Server Stability Update

As you will all have noticed, the server has been increasingly unstable lately and finally came to a point where it wouldn’t even stay alive for a day. Clearly not viable and very frustrating.
It was time to try something new, so I decided to spend some down time experimenting with kernels. However, I was unable to even finish compiling a kernel before it crashed again. Because I was now using a local console, I started spotting an odd “Disabling Interrupt #185” line being emitted shortly before every crash. Sitting just beside the server also allowed me to hear the faint click-click of a harddisk being reset, so the obvious conclusion was that this might be hardware related after all.

So, I pulled out the Promise controller used for the RAID array, which has been offline for a while anyway. I was instantly able to finish the kernel compilation, and the “would not last an hour”-kernel has now been operating for a whooping 3 hours.

This makes me hopeful that the cause for the instability problems finally has been located, and that brighter days lie ahead.

I’ll keep you updated, but right now I’m off to find a replacement for the defunct controller card..

Yet Another Kernel Crash

Linux crashed again – and I hit the reset button at 5:30 am on my way out of the door for two days.

Unfortunately, Gentoo seems to be loading modules in a weird way (that is, not in the order in which they are listed in the modules.autoload files, which is how it used to be), because the network interface cards got switched again. So despite the server actually coming back up at 5:35, I wasn’t able to replug the network cables until I got back. Sorry all for the inconvenience.
I am actually considering dumping the entire setup – it’s no fun running an ill-behaved server. I’ve upgraded to the latest kernel and VServer 2.1.0 final – lets see if that is able to stay alive for more than a few days.

Another kernel oops

I believe it is time to get rid of ReiserFS on the server. It seems that all of the recent crashes have been in the reiserfs_clear_inode method, and it’s the only hint I’m able to extract from the kernel dumps as to what could be wrong. ReiserFS used to be very fast and rock stable (even on 64-bit), so I’m surprised it has devolved again. However, now that Hans Reiser looks set to spend 20 years behind bars (for the alleged murder of his wife), one might as well smell the coffee and move to a more reliable alternative.

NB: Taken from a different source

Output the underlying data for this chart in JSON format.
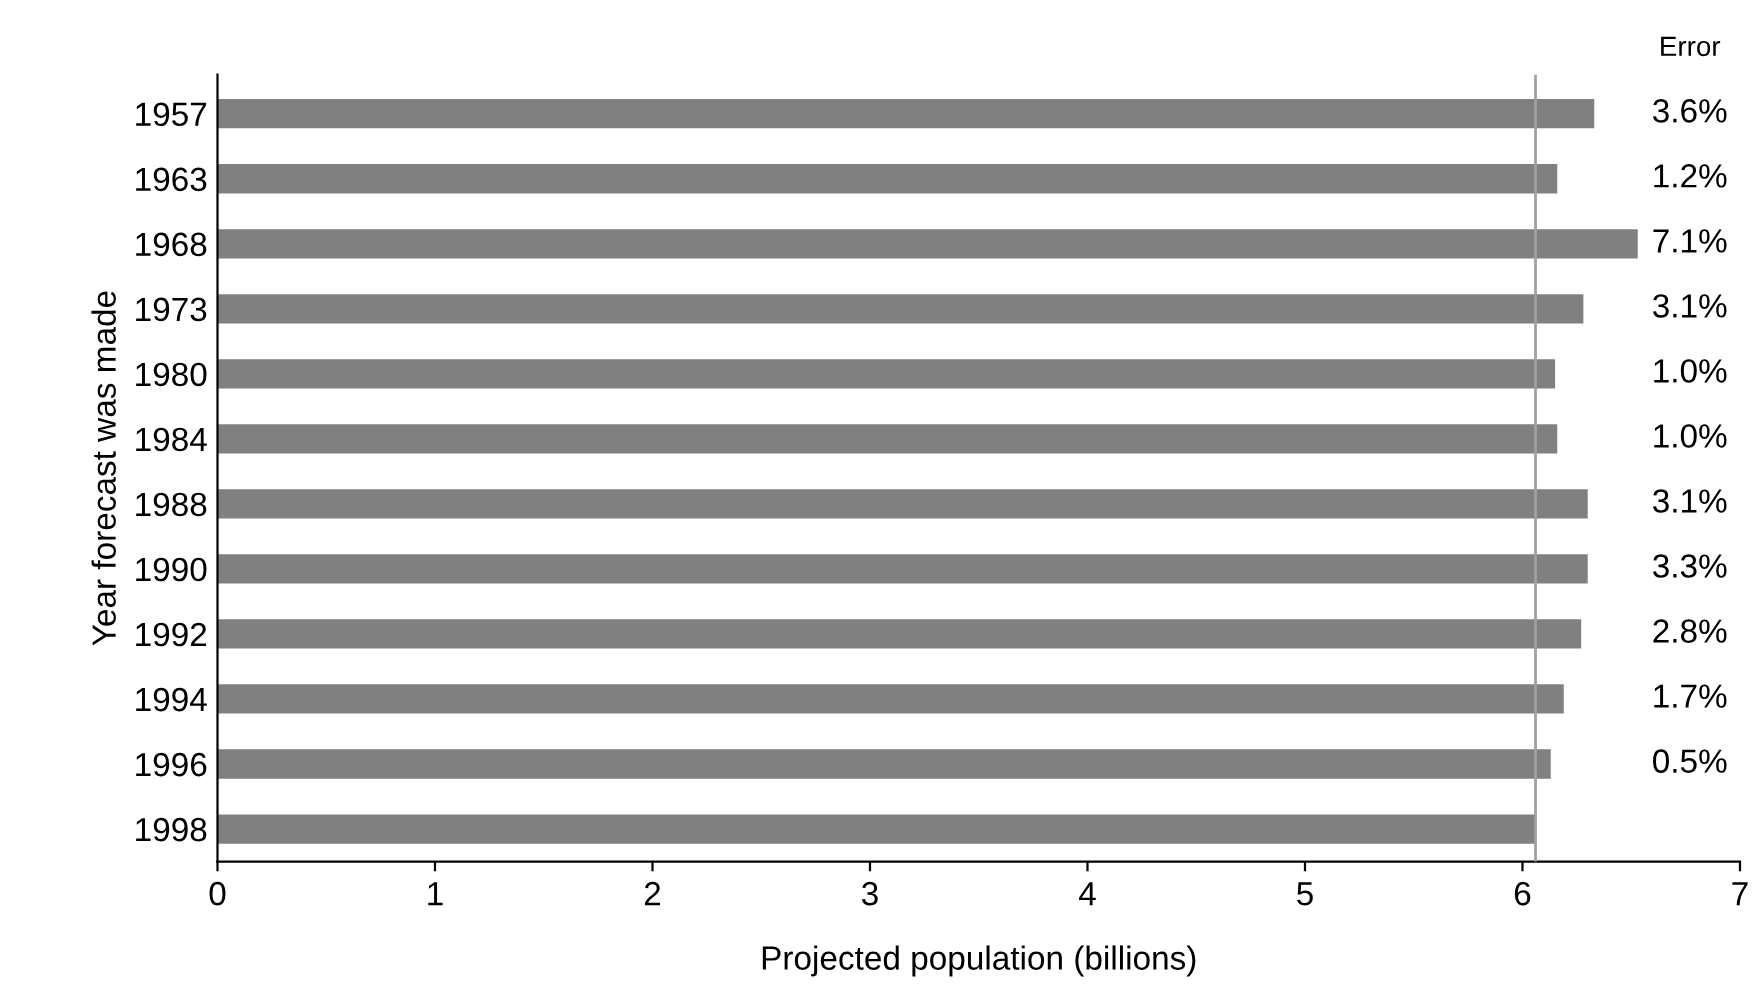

Nov 9 03:10:47 harmony Unable to handle kernel NULL pointer dereference at 0000000000000001 RIP:
Nov 9 03:10:47 harmony {reiserfs_clear_inode+63}
Nov 9 03:10:47 harmony PGD 14d10067 PUD 6d6d7067 PMD 0
Nov 9 03:10:47 harmony Oops: 0002 [1]
Nov 9 03:10:47 harmony Pid: 152[#0], comm: kswapd0 Not tainted #2
Nov 9 03:10:47 harmony RIP: 0010:[] {reiserfs_clear_inode+63}

Nov 9 10:06:36 harmony Memory: 3025952k/3145408k available (2311k kernel code, 118568k reserved, 854k data, 168k init)
So, the server was offline for roughly 7 hours this time. Clearly not the stability one was used to from Linux :-(